- Geduk
- Coordinates: 35°50′00″N 52°48′00″E﻿ / ﻿35.83333°N 52.80000°E
- Country: Iran
- Province: Tehran
- County: Firuzkuh
- Bakhsh: Central
- Rural District: Poshtkuh
- Elevation: 2,225 m (7,300 ft)

Population (2016)
- • Total: 56
- Time zone: UTC+3:30 (IRST)

= Geduk =

Geduk (گدوك, also Romanized as Gedūk) is a village in Poshtkuh Rural District, in the Central District of Firuzkuh County, Tehran Province, Iran.

==Geography==
Gaduk is on the border between Tehran and Mazandaran provinces, near Road 79. The Trans-Iranian Railway also passes through Gaduk and has a train station south of the village.

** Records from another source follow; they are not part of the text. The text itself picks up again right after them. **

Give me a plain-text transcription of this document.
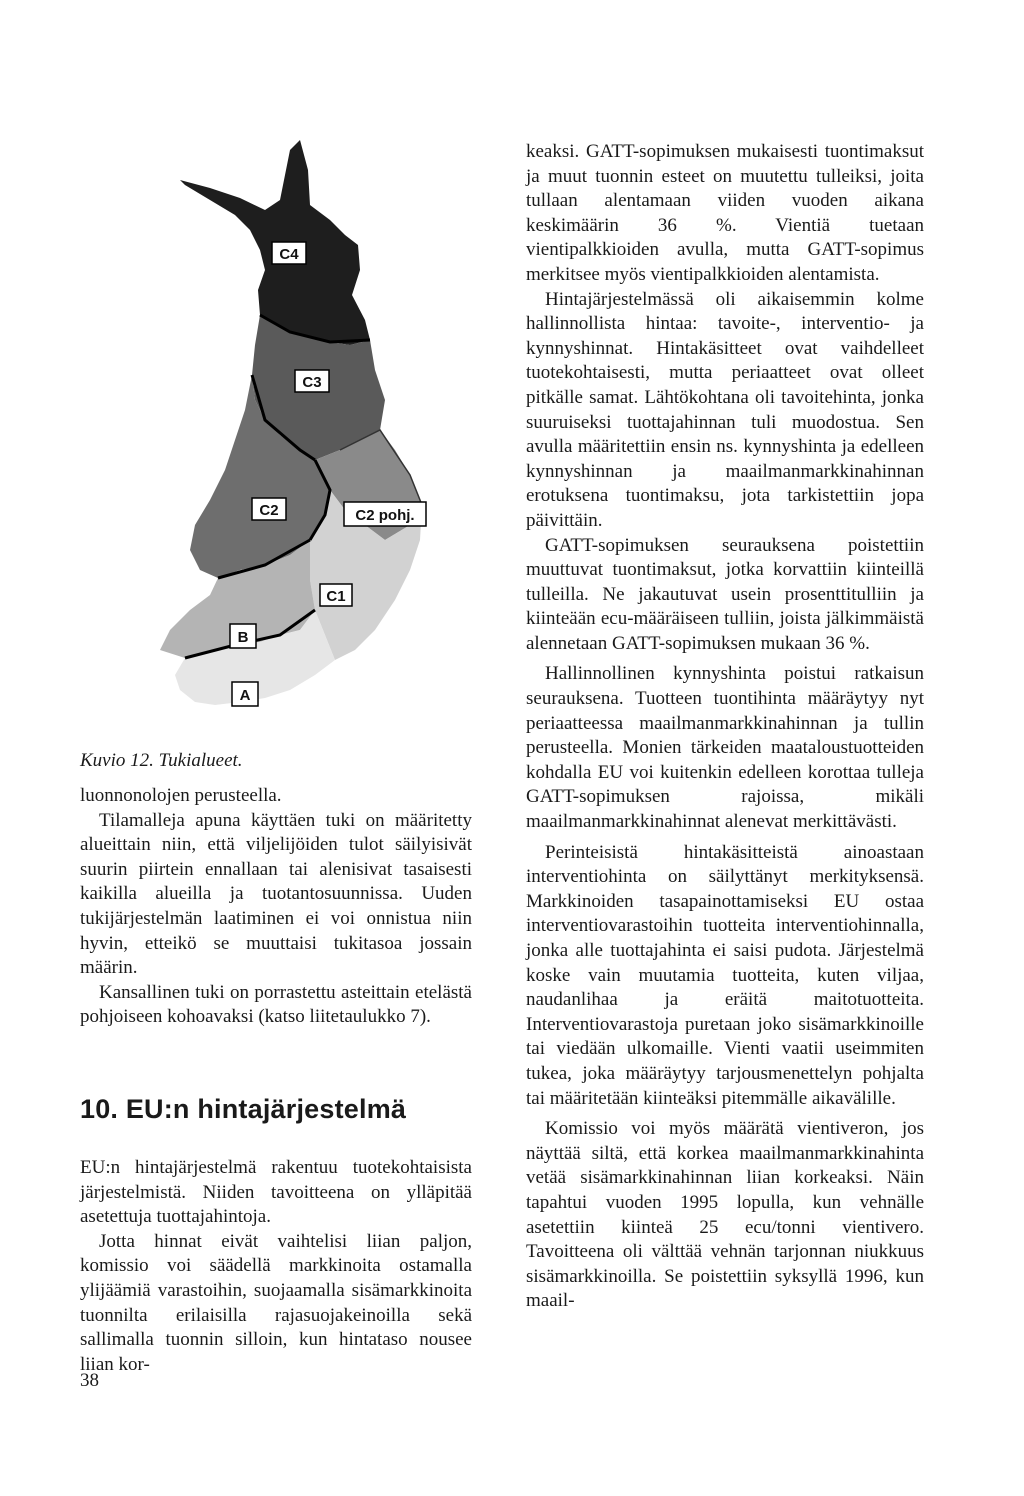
C4
C3
C2	C2 pohj.
C1
B
A
Kuvio 12. Tukialueet.

luonnonolojen perusteella.

Tilamalleja apuna käyttäen tuki on määritetty alueittain niin, että viljelijöiden tulot säilyisivät suurin piirtein ennallaan tai alenisivat tasaisesti kaikilla alueilla ja tuotantosuunnissa. Uuden tukijärjestelmän laatiminen ei voi onnistua niin hyvin, etteikö se muuttaisi tukitasoa jossain määrin.

Kansallinen tuki on porrastettu asteittain etelästä pohjoiseen kohoavaksi (katso liitetaulukko 7).

10. EU:n hintajärjestelmä

EU:n hintajärjestelmä rakentuu tuotekohtaisista järjestelmistä. Niiden tavoitteena on ylläpitää asetettuja tuottajahintoja.

Jotta hinnat eivät vaihtelisi liian paljon, komissio voi säädellä markkinoita ostamalla ylijäämiä varastoihin, suojaamalla sisämarkkinoita tuonnilta erilaisilla rajasuojakeinoilla sekä sallimalla tuonnin silloin, kun hintataso nousee liian kor-

keaksi. GATT-sopimuksen mukaisesti tuontimaksut ja muut tuonnin esteet on muutettu tulleiksi, joita tullaan alentamaan viiden vuoden aikana keskimäärin 36 %. Vientiä tuetaan vientipalkkioiden avulla, mutta GATT-sopimus merkitsee myös vientipalkkioiden alentamista.

Hintajärjestelmässä oli aikaisemmin kolme hallinnollista hintaa: tavoite-, interventio- ja kynnyshinnat. Hintakäsitteet ovat vaihdelleet tuotekohtaisesti, mutta periaatteet ovat olleet pitkälle samat. Lähtökohtana oli tavoitehinta, jonka suuruiseksi tuottajahinnan tuli muodostua. Sen avulla määritettiin ensin ns. kynnyshinta ja edelleen kynnyshinnan ja maailmanmarkkinahinnan erotuksena tuontimaksu, jota tarkistettiin jopa päivittäin.

GATT-sopimuksen seurauksena poistettiin muuttuvat tuontimaksut, jotka korvattiin kiinteillä tulleilla. Ne jakautuvat usein prosenttitulliin ja kiinteään ecu-määräiseen tulliin, joista jälkimmäistä alennetaan GATT-sopimuksen mukaan 36 %.

Hallinnollinen kynnyshinta poistui ratkaisun seurauksena. Tuotteen tuontihinta määräytyy nyt periaatteessa maailmanmarkkinahinnan ja tullin perusteella. Monien tärkeiden maataloustuotteiden kohdalla EU voi kuitenkin edelleen korottaa tulleja GATT-sopimuksen rajoissa, mikäli maailmanmarkkinahinnat alenevat merkittävästi.

Perinteisistä hintakäsitteistä ainoastaan interventiohinta on säilyttänyt merkityksensä. Markkinoiden tasapainottamiseksi EU ostaa interventiovarastoihin tuotteita interventiohinnalla, jonka alle tuottajahinta ei saisi pudota. Järjestelmä koske vain muutamia tuotteita, kuten viljaa, naudanlihaa ja eräitä maitotuotteita. Interventiovarastoja puretaan joko sisämarkkinoille tai viedään ulkomaille. Vienti vaatii useimmiten tukea, joka määräytyy tarjousmenettelyn pohjalta tai määritetään kiinteäksi pitemmälle aikavälille.

Komissio voi myös määrätä vientiveron, jos näyttää siltä, että korkea maailmanmarkkinahinta vetää sisämarkkinahinnan liian korkeaksi. Näin tapahtui vuoden 1995 lopulla, kun vehnälle asetettiin kiinteä 25 ecu/tonni vientivero. Tavoitteena oli välttää vehnän tarjonnan niukkuus sisämarkkinoilla. Se poistettiin syksyllä 1996, kun maail-

38
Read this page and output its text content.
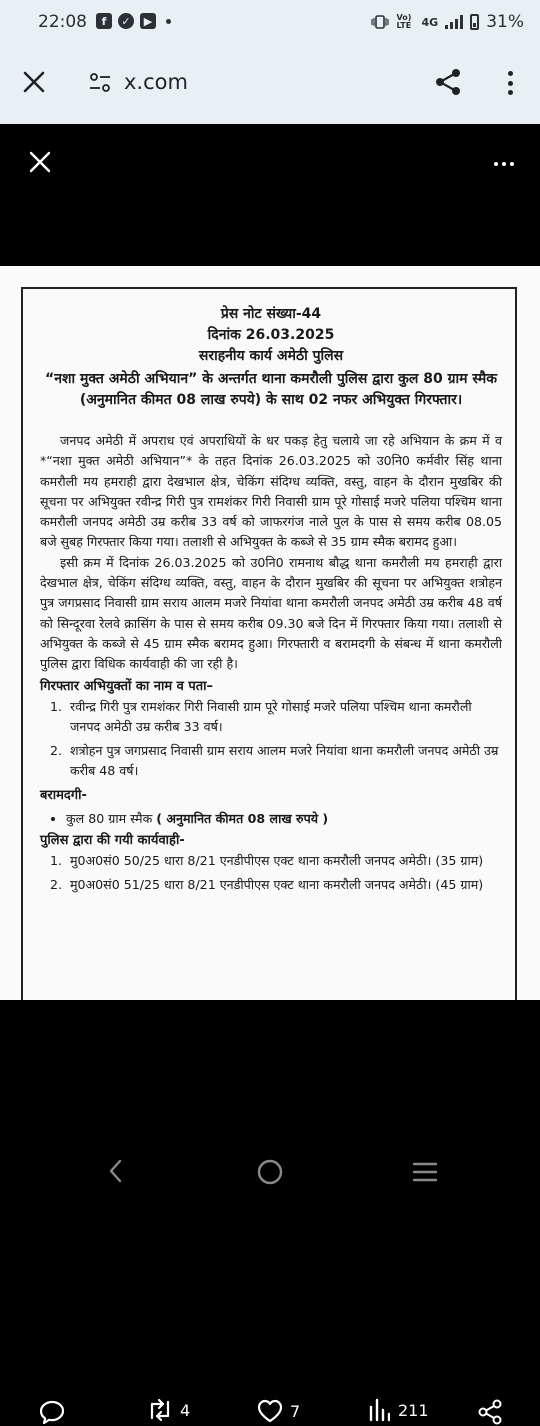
22:08	f	✓	▶	Vo) LTE 4G	31%
x.com
प्रेस नोट संख्या-44
दिनांक 26.03.2025
सराहनीय कार्य अमेठी पुलिस
“नशा मुक्त अमेठी अभियान” के अन्तर्गत थाना कमरौली पुलिस द्वारा कुल 80 ग्राम स्मैक (अनुमानित कीमत 08 लाख रुपये) के साथ 02 नफर अभियुक्त गिरफ्तार।

जनपद अमेठी में अपराध एवं अपराधियों के धर पकड़ हेतु चलाये जा रहे अभियान के क्रम में व *“नशा मुक्त अमेठी अभियान”* के तहत दिनांक 26.03.2025 को उ0नि0 कर्मवीर सिंह थाना कमरौली मय हमराही द्वारा देखभाल क्षेत्र, चेकिंग संदिग्ध व्यक्ति, वस्तु, वाहन के दौरान मुखबिर की सूचना पर अभियुक्त रवीन्द्र गिरी पुत्र रामशंकर गिरी निवासी ग्राम पूरे गोसाई मजरे पलिया पश्चिम थाना कमरौली जनपद अमेठी उम्र करीब 33 वर्ष को जाफरगंज नाले पुल के पास से समय करीब 08.05 बजे सुबह गिरफ्तार किया गया। तलाशी से अभियुक्त के कब्जे से 35 ग्राम स्मैक बरामद हुआ।

इसी क्रम में दिनांक 26.03.2025 को उ0नि0 रामनाथ बौद्ध थाना कमरौली मय हमराही द्वारा देखभाल क्षेत्र, चेकिंग संदिग्ध व्यक्ति, वस्तु, वाहन के दौरान मुखबिर की सूचना पर अभियुक्त शत्रोहन पुत्र जगप्रसाद निवासी ग्राम सराय आलम मजरे नियांवा थाना कमरौली जनपद अमेठी उम्र करीब 48 वर्ष को सिन्दूरवा रेलवे क्रासिंग के पास से समय करीब 09.30 बजे दिन में गिरफ्तार किया गया। तलाशी से अभियुक्त के कब्जे से 45 ग्राम स्मैक बरामद हुआ। गिरफ्तारी व बरामदगी के संबन्ध में थाना कमरौली पुलिस द्वारा विधिक कार्यवाही की जा रही है।

गिरफ्तार अभियुक्तों का नाम व पता–
1. रवीन्द्र गिरी पुत्र रामशंकर गिरी निवासी ग्राम पूरे गोसाई मजरे पलिया पश्चिम थाना कमरौली जनपद अमेठी उम्र करीब 33 वर्ष।
2. शत्रोहन पुत्र जगप्रसाद निवासी ग्राम सराय आलम मजरे नियांवा थाना कमरौली जनपद अमेठी उम्र करीब 48 वर्ष।
बरामदगी-
• कुल 80 ग्राम स्मैक ( अनुमानित कीमत 08 लाख रुपये )
पुलिस द्वारा की गयी कार्यवाही-
1. मु0अ0सं0 50/25 धारा 8/21 एनडीपीएस एक्ट थाना कमरौली जनपद अमेठी। (35 ग्राम)
2. मु0अ0सं0 51/25 धारा 8/21 एनडीपीएस एक्ट थाना कमरौली जनपद अमेठी। (45 ग्राम)
4	7	211
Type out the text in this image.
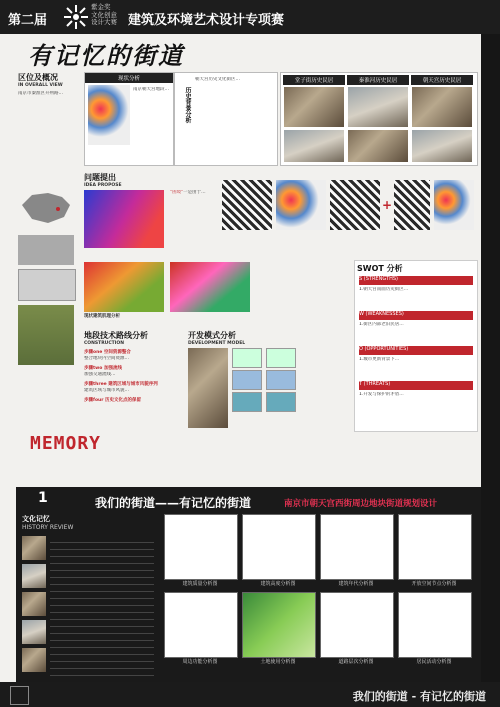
第二届
紫金奖
文化创意
设计大赛 建筑及环境艺术设计专项赛
有记忆的街道
区位及概况
IN OVERALL VIEW
南京市秦淮区升州路…
现状分析
南京朝天宫地段…	历史背景分析
朝天宫历史文化街区…	堂子街历史民居	秦淮河历史民居	朝天宫历史民居
问题提出
IDEA PROPOSE
"困境"一是由于…
+
SWOT 分析
S (STRENGTHS)
1.朝天宫南面历史街区…
W (WEAKNESSES)
1.街区内部老旧民居…
O (OPPORTUNITIES)
1.城市更新背景下…
T (THREATS)
1.开发与保护的矛盾…
现状建筑肌理分析
地段技术路线分析
CONSTRUCTION
步骤one 空间资源整合
整合地块内空间资源…
步骤two 加强流线
加强交通流线…
步骤three 建筑区域与城市风貌序列
建筑区域与城市风貌…
步骤four 历史文化点的保留
开发模式分析
DEVELOPMENT MODEL
MEMORY
1	我们的街道——有记忆的街道	南京市朝天宫西街周边地块街道规划设计
文化记忆
HISTORY REVIEW
建筑质量分析图	建筑高度分析图	建筑年代分析图	开放空间节点分析图
周边功能分析图	土地使用分析图	道路层次分析图	居民活动分析图
我们的街道 - 有记忆的街道
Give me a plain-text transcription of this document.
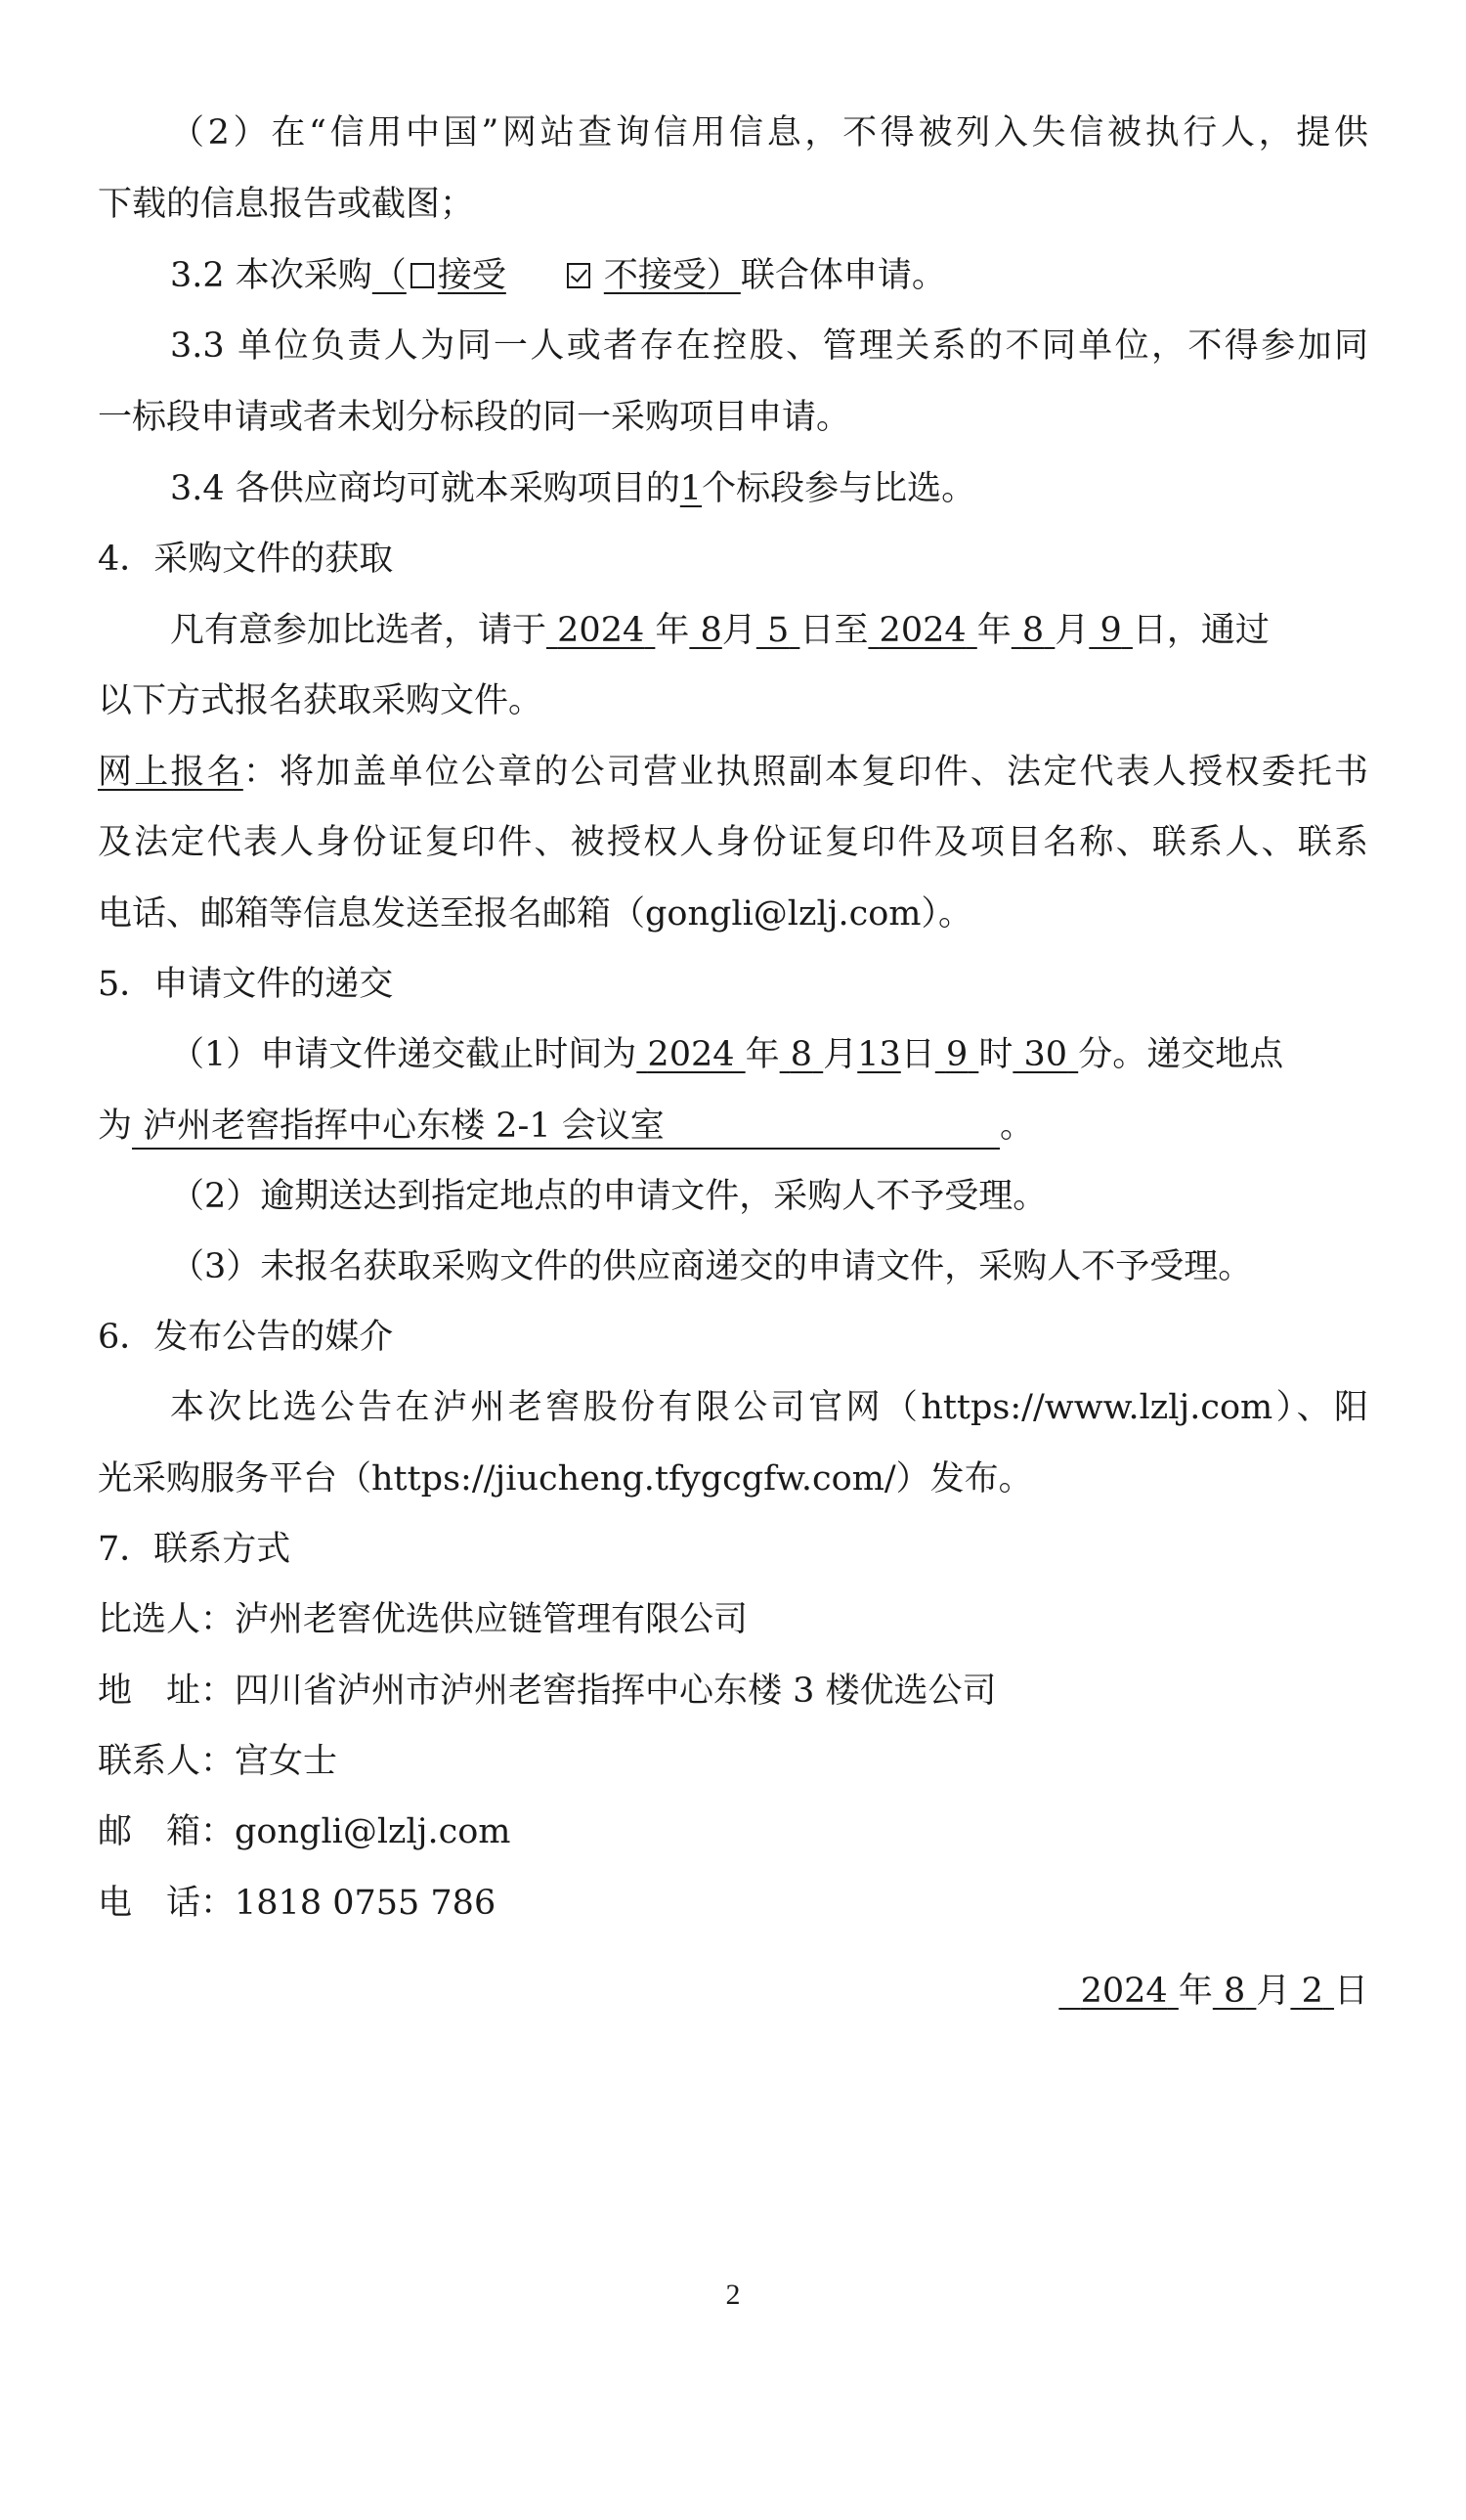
（2）在“信用中国”网站查询信用信息，不得被列入失信被执行人，提供
下载的信息报告或截图；
3.2 本次采购（ 接受	不接受）联合体申请。
3.3 单位负责人为同一人或者存在控股、管理关系的不同单位，不得参加同
一标段申请或者未划分标段的同一采购项目申请。
3.4 各供应商均可就本采购项目的1个标段参与比选。
4．采购文件的获取
凡有意参加比选者，请于 2024 年 8月 5 日至 2024 年 8 月 9 日，通过
以下方式报名获取采购文件。
网上报名：将加盖单位公章的公司营业执照副本复印件、法定代表人授权委托书
及法定代表人身份证复印件、被授权人身份证复印件及项目名称、联系人、联系
电话、邮箱等信息发送至报名邮箱（gongli@lzlj.com）。
5．申请文件的递交
（1）申请文件递交截止时间为 2024 年 8 月13日 9 时 30 分。递交地点
为 泸州老窖指挥中心东楼 2-1 会议室	。
（2）逾期送达到指定地点的申请文件，采购人不予受理。
（3）未报名获取采购文件的供应商递交的申请文件，采购人不予受理。
6．发布公告的媒介
本次比选公告在泸州老窖股份有限公司官网（https://www.lzlj.com）、阳
光采购服务平台（https://jiucheng.tfygcgfw.com/）发布。
7．联系方式
比选人：泸州老窖优选供应链管理有限公司
地　址：四川省泸州市泸州老窖指挥中心东楼 3 楼优选公司
联系人：宫女士
邮　箱：gongli@lzlj.com
电　话：1818 0755 786
2024 年 8 月 2 日
2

Gaduk has a highland climate, with cold and freezing winters, but mild summers. It has the highest altitude and snowfall among all villages on Firuzkuh road. It's also known for its local Doogh and Aush.

==Demographics==
At the time of the 2006 National Census, the village's population was 133 in 37 households. The following census in 2011 counted 40 people in 17 households. The 2016 census measured the population of the village as 56 people in 25 households.